The FTC has said that your
Information Security Programmust include a detailed incident and breach response and notice plan to execute in
the event of any security breach or database hack in which customer information is or may have been wrongfully
accessed, whether by internal or external persons. Pre-identify a team of people to manage the breach and
responses. The team should represent each department that might be affected by a breach or that has to be
mobilized to interact with the public, including legal, human resources, privacy, security, IT, communications,
and, if you are publicly traded, investor relations. Part of the team’s role is to analyze risks to data, data flow, and
worst-case scenarios. Test your plan periodically by doing mock drills. Consult your attorney to know your state
law and the laws of your customers’ states of residence about when you have to give notices to customers about
data breaches.
6. Prepare template customer communications in advance and consider retaining a forensics expert
who can quickly capture and analyze your IT system to identify the source of an electronic breach
and mitigate further losses.
Consider channeling all third-party communications through only one person
for consistency. The steps you take in the first 48 hours after a data security breach may be the most critical to
mitigating the breach and minimizing losses. Those steps should be laid out in advance in your security breach
response plan.
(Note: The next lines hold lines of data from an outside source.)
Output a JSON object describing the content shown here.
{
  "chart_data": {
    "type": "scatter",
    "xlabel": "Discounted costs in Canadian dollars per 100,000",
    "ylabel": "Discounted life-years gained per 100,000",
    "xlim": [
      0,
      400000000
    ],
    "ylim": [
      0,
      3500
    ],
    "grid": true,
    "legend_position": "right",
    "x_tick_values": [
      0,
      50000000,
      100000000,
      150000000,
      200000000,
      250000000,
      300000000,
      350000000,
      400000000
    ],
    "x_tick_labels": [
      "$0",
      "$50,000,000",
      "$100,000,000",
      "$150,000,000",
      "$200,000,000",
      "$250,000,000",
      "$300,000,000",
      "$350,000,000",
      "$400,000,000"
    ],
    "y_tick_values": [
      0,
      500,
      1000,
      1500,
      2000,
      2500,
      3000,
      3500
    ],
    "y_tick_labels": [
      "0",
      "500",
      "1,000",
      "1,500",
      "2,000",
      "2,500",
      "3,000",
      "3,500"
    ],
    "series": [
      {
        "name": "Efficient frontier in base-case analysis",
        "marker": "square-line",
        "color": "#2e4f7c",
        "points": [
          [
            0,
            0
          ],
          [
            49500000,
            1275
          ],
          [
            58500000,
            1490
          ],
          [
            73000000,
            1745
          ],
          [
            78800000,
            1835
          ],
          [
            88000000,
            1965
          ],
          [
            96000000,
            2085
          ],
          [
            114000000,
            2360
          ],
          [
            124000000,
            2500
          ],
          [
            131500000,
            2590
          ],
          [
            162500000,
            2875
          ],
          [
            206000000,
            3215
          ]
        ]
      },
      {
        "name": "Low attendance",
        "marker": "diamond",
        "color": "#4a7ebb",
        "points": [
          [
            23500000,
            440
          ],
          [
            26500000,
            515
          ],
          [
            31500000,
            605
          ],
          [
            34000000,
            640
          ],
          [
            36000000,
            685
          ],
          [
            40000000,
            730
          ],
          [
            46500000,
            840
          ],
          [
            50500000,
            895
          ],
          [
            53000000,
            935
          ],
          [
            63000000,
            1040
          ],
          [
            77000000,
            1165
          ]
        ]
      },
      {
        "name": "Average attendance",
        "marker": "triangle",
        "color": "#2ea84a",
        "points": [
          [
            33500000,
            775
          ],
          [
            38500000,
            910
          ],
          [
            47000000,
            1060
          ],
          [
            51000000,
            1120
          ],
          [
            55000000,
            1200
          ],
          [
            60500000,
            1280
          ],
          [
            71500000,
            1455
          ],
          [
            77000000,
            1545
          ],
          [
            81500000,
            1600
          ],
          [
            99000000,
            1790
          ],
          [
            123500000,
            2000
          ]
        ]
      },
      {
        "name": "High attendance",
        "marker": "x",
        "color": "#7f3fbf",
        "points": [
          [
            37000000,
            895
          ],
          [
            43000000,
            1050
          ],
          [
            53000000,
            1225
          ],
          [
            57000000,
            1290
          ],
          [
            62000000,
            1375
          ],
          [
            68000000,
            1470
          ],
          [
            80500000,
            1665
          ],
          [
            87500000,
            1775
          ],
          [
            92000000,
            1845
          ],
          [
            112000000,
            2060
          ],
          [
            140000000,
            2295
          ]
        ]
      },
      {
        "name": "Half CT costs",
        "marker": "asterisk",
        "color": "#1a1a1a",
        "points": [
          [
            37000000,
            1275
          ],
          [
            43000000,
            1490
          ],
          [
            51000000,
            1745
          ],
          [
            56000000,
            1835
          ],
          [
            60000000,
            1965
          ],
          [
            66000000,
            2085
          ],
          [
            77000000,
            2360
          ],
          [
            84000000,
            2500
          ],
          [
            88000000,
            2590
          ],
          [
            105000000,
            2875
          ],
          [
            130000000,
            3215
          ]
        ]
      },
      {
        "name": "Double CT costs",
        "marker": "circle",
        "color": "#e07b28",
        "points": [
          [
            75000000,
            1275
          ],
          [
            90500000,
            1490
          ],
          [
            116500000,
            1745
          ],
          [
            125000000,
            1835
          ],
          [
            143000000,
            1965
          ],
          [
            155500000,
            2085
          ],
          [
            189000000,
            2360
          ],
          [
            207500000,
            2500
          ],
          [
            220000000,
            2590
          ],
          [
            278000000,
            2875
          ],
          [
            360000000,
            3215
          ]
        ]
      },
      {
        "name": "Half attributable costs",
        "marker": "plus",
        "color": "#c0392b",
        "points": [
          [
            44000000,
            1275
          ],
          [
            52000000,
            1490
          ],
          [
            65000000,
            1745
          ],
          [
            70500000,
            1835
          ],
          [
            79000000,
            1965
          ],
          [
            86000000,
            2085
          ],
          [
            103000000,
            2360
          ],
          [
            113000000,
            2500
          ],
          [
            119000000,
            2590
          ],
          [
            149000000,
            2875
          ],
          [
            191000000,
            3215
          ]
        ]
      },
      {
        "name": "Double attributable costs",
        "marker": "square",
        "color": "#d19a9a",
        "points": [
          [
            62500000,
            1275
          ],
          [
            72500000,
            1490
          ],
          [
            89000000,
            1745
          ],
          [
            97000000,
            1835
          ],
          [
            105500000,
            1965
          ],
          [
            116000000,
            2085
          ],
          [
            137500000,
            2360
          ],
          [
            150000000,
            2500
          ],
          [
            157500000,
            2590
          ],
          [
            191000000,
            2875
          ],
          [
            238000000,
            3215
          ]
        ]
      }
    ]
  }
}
That is why your plan should assign roles to breach team response members in advance so each
knows their precise responsibilities and the response team can be immediately assembled.
7. Do not transmit customer information over insecure channels such as unencrypted email, P2P
systems, or wireless access points. These are not secure media.
The FTC has cited the absence of data loss
prevention software and an intrusion detection system in these media as inadequate practices for an Information
Security Program.
8. Run an OFAC SDN List check on every customer, cash or credit.
If you get a preliminary hit, follow the
steps listed by OFAC to determine whether the hit is a “false positive.”Do not do business with the customer until
you are certain that they are not the person listed on the SDN List. Keep a record of OFAC checks for five years.